The decision came after the Jimmy Savile Charitable Trust appealed a decision by the High Court to sanction the scheme.

It had been claimed the compensation pot would be liable to fraudulent claims and should be closely scrutinised.

Trustees of the charity, which was set up in 1985 to provide funds to combat poverty and sickness, lodged a complaint at the High Court as they believed the compensation scheme would line the pockets of lawyers and not the victims.

However, Appeal judges today dismissed the challenge in a move that could see a flood of claims being made.

The charity had been in line to bequeath most of Savile's £3.3m estate after the issue of compensation had been resolved.

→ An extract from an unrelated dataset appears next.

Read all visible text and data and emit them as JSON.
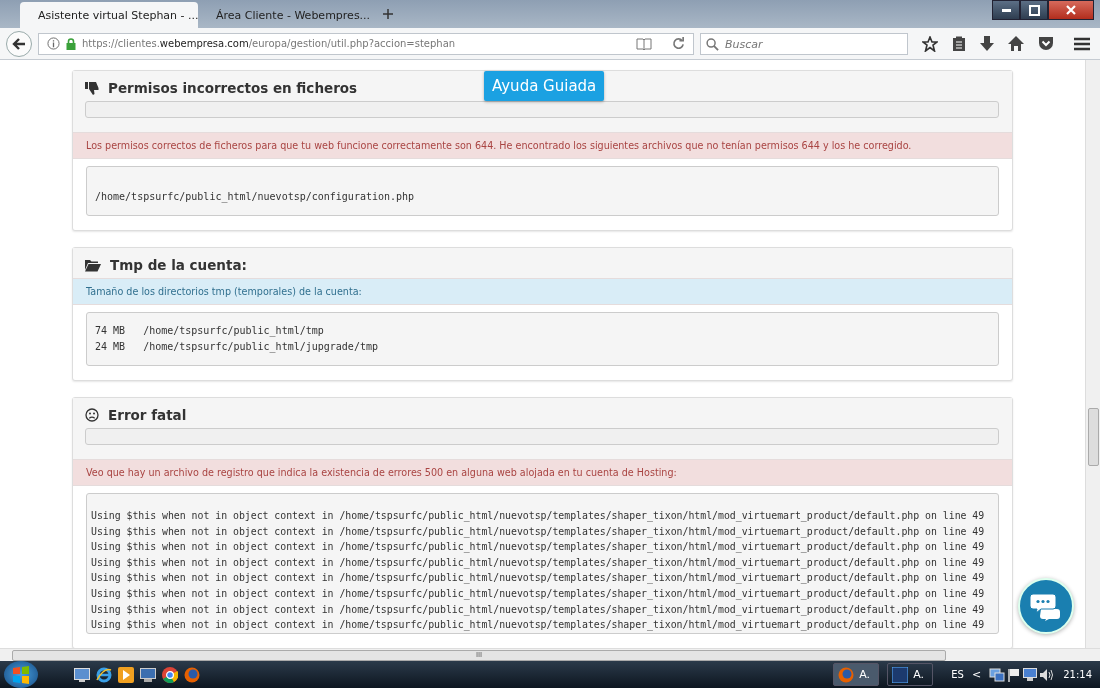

But after ITV aired the damning Savile documentary "Exposure: The Other Side to Jimmy Savile", Natwest Bank, the executor of the disgraced entertainer's will, received a deluge of letters from a number of potential claimants seeking compensation from the estate.

So numerous were the complaints, it was feared the former BBC presenter's estate would be exhausted.

In February, trustees went to the High Court to attempt to block a compensation scheme put together by the law firm Slater & Gordon, which represents more than 175 of those victims.

They also wanted to to have NatWest removed as the will's executor.

"The current scheme gives the claimants' lawyers an automatic right to claim fees of about £14,000 per claimant, irrespective of the amount the claimant receives," a trustee statement said.

"This could mean a claimant receives only a fraction of the amount paid to the lawyers."

Savile, who died aged 84 in 2011, is thought to be Britain's most prolific sex offender, with reports claiming he abused up to 1,000 victims.